MEXICO CITY — President-elect Donald Trump’s anti-Mexico threats have spooked Mexicans to the point that retailers reported Christmas sales came in well below targets and trade could decline sharply next year.

“People are nervous and traffic has definitely declined,” said a salesperson at luxury department-store chain El Palacio de Hierro’s oldest store in Mexico City’s historic district.

To get people into the Christmas spirit, window displays were redressed to showcase retro-glamour styles evoking the 126-year-old building’s heyday.

That, however, didn’t seem to prop up sales as Mexican consumers fret about a possible recession next year, soaring inflation and the specter of rising unemployment. Wells Fargo said recently Latin America’s once high-flying number two economy could eke a 1.1 percent gain in real terms next year. Its projection followed the government’s own admission that gross domestic product could gain 1.7 percent from a loftier 2.5 percent earlier target, while ratings agencies have downgraded the country’s sovereign debt, sending the peso into a tailspin.

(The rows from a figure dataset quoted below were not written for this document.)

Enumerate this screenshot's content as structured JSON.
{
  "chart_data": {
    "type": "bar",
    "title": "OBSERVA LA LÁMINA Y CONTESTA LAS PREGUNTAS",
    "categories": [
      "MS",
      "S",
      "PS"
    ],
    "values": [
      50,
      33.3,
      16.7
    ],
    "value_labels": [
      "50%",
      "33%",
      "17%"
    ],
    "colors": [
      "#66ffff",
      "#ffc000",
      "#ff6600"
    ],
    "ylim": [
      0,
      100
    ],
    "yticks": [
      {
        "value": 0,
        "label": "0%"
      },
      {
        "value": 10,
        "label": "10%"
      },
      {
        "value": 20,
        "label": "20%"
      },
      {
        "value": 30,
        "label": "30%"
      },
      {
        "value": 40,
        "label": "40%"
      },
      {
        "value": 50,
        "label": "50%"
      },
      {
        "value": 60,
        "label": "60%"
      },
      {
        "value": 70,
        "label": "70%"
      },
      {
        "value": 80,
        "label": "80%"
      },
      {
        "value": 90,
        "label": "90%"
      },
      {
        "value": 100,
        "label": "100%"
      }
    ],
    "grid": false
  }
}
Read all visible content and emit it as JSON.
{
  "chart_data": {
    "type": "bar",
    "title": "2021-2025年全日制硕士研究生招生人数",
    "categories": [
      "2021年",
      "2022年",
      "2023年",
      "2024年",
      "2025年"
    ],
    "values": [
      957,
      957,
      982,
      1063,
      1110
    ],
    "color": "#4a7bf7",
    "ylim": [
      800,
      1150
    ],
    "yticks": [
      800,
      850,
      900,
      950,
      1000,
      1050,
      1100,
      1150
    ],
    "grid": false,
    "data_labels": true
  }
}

All this comes from the “Trump effect” — the idea that the next U.S. president will make good on threats to upend the North American Free Trade Agreement, impose a 35 percent tariff on Mexican goods, expel three million immigrants (wiping out crucial remittance income flows) and ban U.S. companies from outsourcing operations to Mexico.

While some analysts say it’s too soon to tell, retailers are already suffering, at least according to sales staff working in different Mexico City stores.

The El Palacio sales clerk, for example, said holiday sales have fallen 10 to 20 percent below expectations, at least in the capital’s downtown store, one of 13 the luxury networks operated across Mexico.

El Palacio, known for offering “ludicrously generous” store-credit terms with up to 24-month installments, has also been curtailing them, said the salesman, amid reports that nervous banks could start trimming loans next year.

Another sales assistant in the Spanish Cortefiel brand corner agreed, adding that discounts are steeper than last year, as viewed by the ubiquitous 30, 40 and 50-percent sale signs hanging across the store.

Downstairs, in the beauty department, the mood was similarly grim, with one manager reporting sluggish turnover for the Buen Fin [Mexico’s Black Friday] and the run-up to Christmas.

“Usually we have to grow our sales by at least 40 percent over the previous year, but so far, they are only up 10 percent,” she said.

Meanwhile, stores at Mexico City’s new Madero shopping promenade, which has seen dozens of international brands like Zara, Forever 21 and most recently Old Navy open shop, were also offering large discounts with Forever 21 cutting winter coats by 80 percent.

At Old Navy, which in October opened a four-story flagship in the growing strip, one manager insisted trade is going well at the Gap Inc.-owned discounter’s 14th Mexican outlet.

“We met our 6-million peso Buen Fin target and we are 3 million short of our 11-million Christmas target,” she said, as customers scrambled to snap up the latest half-off items.

Analysts were mixed about next year’s outlook, saying things will become clearer when Trump, who has become Mexico’s most hated gringo, sweeps into the White House.

Carlos Hermosillo of securities firm Actinver predicted apparel and footwear sales could gain 6 to 7 percent from 9 percent last year, as Mexicans shun more expensive durable items like appliances and electronics.

“Sales will stay at good rhythm,” he said. “Salaries are up 4.5 percent and some chains, like Sears de Mexico, have remodeled stores that will draw more customers. Six to 7 percent sales growth with 1.5 percent GDP expansion is still feasible,” he said, especially as Mexico’s working and middle-class population continues to grow.

Veronica Uribe of Ve Por Mas brokerage said Hermosillo’s forecasts seemed high, predicting apparel sales could rise 4 to 5 percent or less depending on the severity of Trump’s policies.

One thing is for certain, however. The slumping peso (now worth half its 2013 value) will dent retailer’s bottom line because import costs will rise.

While some analysts hesitate to spell bad omens, retailers seem to already be bracing — and preparing — for a tougher 2017 with Trump in The White House.

And given Bank of Mexico’s outgoing Gov. Agustin Carstens’ latest warning that “Trump could be like a horror movie for Mexico,” it seems they could be right.